Single-nucleotide polymorphism genotyping and whole-exome and whole-genome sequencing studies have been key for the identification of genetic loci and mutations underlying autism spectrum disorder (ASD) susceptibility. Although none of the risk genes identified so far contribute to more than 1 percent of ASD cases, overall the search for ASD treatments can profoundly benefit from the study of rare and syndromic forms of ASDs.

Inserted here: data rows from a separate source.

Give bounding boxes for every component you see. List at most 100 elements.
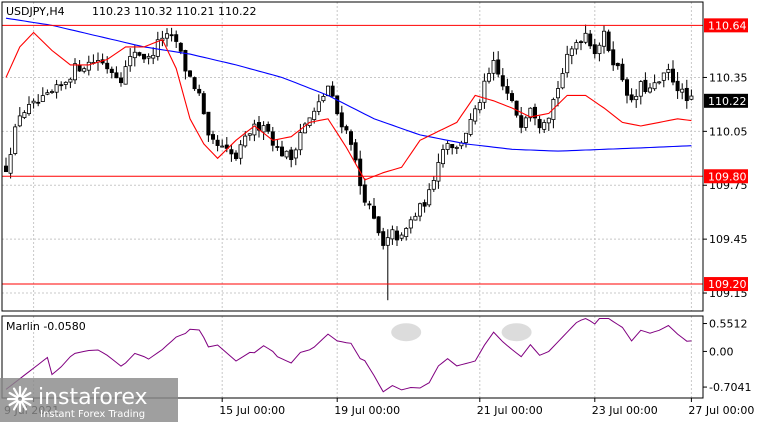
level-badge	[704, 18, 748, 33]
candle-body	[270, 131, 275, 146]
candle-body	[312, 110, 317, 120]
indicator-tick-label: 0.5512	[709, 318, 748, 331]
candle-body	[279, 146, 284, 157]
candle-body	[206, 111, 211, 136]
candle-body	[59, 84, 64, 87]
candle-body	[675, 80, 680, 92]
candle-body	[298, 132, 303, 151]
candle-body	[381, 231, 386, 246]
candle-body	[671, 68, 676, 83]
candle-body	[519, 115, 524, 128]
candles	[4, 24, 694, 301]
candle-body	[174, 34, 179, 42]
candle-body	[54, 84, 59, 93]
candle-body	[330, 85, 335, 97]
candle-body	[680, 88, 685, 93]
candle-body	[192, 77, 197, 90]
price-tick-label: 109.45	[709, 233, 748, 246]
candle-body	[321, 96, 326, 102]
candle-body	[496, 59, 501, 75]
candle-body	[413, 215, 418, 221]
candle-body	[40, 95, 45, 102]
candle-body	[50, 91, 55, 93]
candle-body	[344, 126, 349, 131]
time-axis-label: 23 Jul 00:00	[592, 404, 658, 417]
candle-body	[22, 112, 27, 118]
candle-body	[509, 93, 514, 101]
candle-body	[652, 82, 657, 90]
candle-body	[4, 165, 9, 173]
candle-body	[141, 53, 146, 60]
indicator-label: Marlin -0.0580	[6, 320, 86, 333]
candle-body	[302, 123, 307, 134]
candle-body	[266, 123, 271, 132]
burst-icon-ray	[20, 400, 28, 411]
candle-body	[114, 72, 119, 79]
candle-body	[602, 30, 607, 47]
indicator-panel-frame	[1, 315, 704, 399]
candle-body	[579, 41, 584, 44]
level-badge-label: 109.80	[708, 170, 747, 183]
candle-body	[146, 55, 151, 59]
burst-icon-ray	[12, 400, 20, 411]
candle-body	[399, 234, 404, 239]
main-panel-frame	[1, 1, 704, 312]
candle-body	[247, 133, 252, 136]
candle-body	[445, 143, 450, 150]
candle-body	[82, 68, 87, 72]
candle-body	[284, 150, 289, 158]
candle-body	[560, 73, 565, 89]
candle-body	[73, 63, 78, 81]
candle-body	[689, 95, 694, 100]
candle-body	[371, 205, 376, 219]
price-tick-label: 110.05	[709, 125, 748, 138]
candle-body	[17, 115, 22, 127]
candle-body	[109, 68, 114, 74]
candle-body	[408, 219, 413, 229]
price-tick-label: 110.35	[709, 71, 748, 84]
candle-body	[224, 144, 229, 149]
candle-body	[648, 87, 653, 93]
candle-body	[86, 61, 91, 71]
candle-body	[178, 42, 183, 52]
level-badge	[704, 169, 748, 184]
candle-body	[533, 106, 538, 119]
candle-body	[77, 64, 82, 72]
candle-body	[293, 149, 298, 159]
candle-body	[394, 230, 399, 241]
candle-body	[252, 123, 257, 136]
candle-body	[634, 95, 639, 101]
candle-body	[427, 189, 432, 206]
candle-body	[505, 86, 510, 94]
candle-body	[684, 87, 689, 102]
indicator-tick-label: -0.7041	[709, 381, 751, 394]
candle-body	[404, 228, 409, 238]
candle-body	[583, 32, 588, 43]
candle-body	[638, 81, 643, 97]
time-axis-label: 19 Jul 00:00	[334, 404, 400, 417]
candle-body	[36, 101, 41, 104]
marlin-line	[5, 317, 692, 393]
indicator-highlight	[501, 323, 532, 342]
candle-body	[385, 237, 390, 246]
candle-body	[261, 125, 266, 133]
candle-body	[63, 81, 68, 85]
ohlc-label: 110.23 110.32 110.21 110.22	[92, 5, 256, 18]
candle-body	[477, 102, 482, 111]
candle-body	[661, 72, 666, 81]
candle-body	[243, 135, 248, 147]
candle-body	[450, 144, 455, 149]
candle-body	[123, 66, 128, 85]
candle-body	[119, 77, 124, 84]
candle-body	[151, 54, 156, 59]
candle-body	[482, 80, 487, 103]
candle-body	[542, 122, 547, 130]
candle-body	[463, 132, 468, 143]
candle-body	[348, 131, 353, 145]
candle-body	[367, 203, 372, 206]
candle-body	[422, 202, 427, 207]
level-badge-label: 110.64	[708, 19, 747, 32]
time-axis-label: 15 Jul 00:00	[219, 404, 285, 417]
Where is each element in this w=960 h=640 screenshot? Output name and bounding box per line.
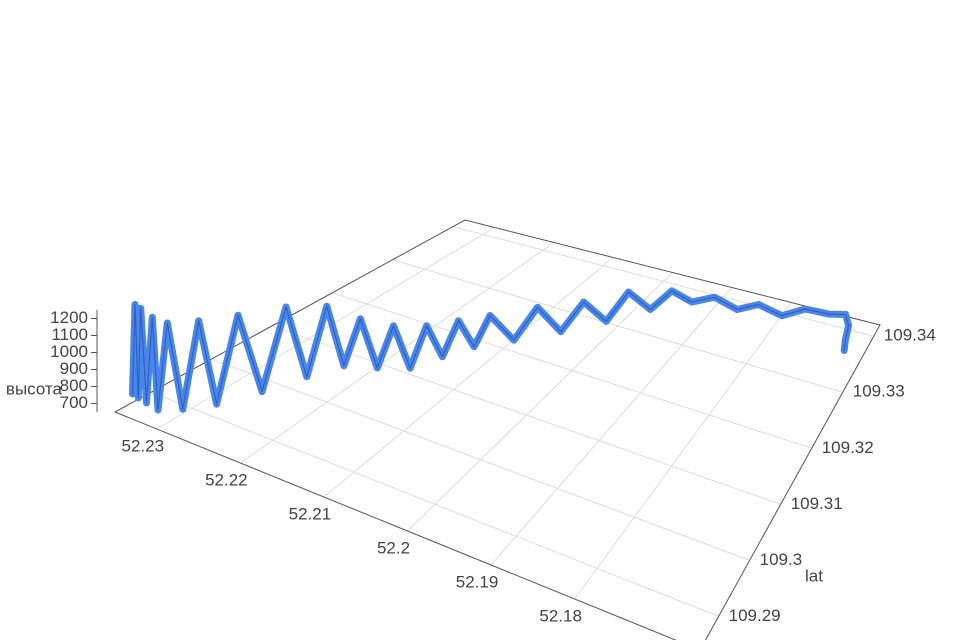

Loss-of-function mutations in SETD5 have been identified as a relatively frequent cause of intellectual disability (ID) and ASD. SETD5 deletion is also seen in patients with 3p25.3 microdeletion syndrome and has been shown to account for many of the clinical features associated with this syndrome1,2. SET-domain-containing proteins interact with chromatin and catalyze histone H3 and H4 methylation of lysine residues. SETD5 is mainly located within the nucleus, making this protein a strong candidate for regulating histone methylation to control chromatin condensation and consequently gene transcription.
Gaia Novarino plans to employ a SETD5 conditional knockout mouse to identify pathophysiological mechanisms underlying ASD and ID phenotypes. Because SETD5 is expressed in the brain over the course of the entire life, Novarino’s group will also assess the temporal development of ASD-related phenotypes in these mice and determine the potential for rescuing behavioral phenotypes in adulthood. Results from this study will help to further our understanding of neuropathological mechanisms underlying ASD and may point the way toward therapeutic strategies for individuals with SETD5-dependent ASD and ID.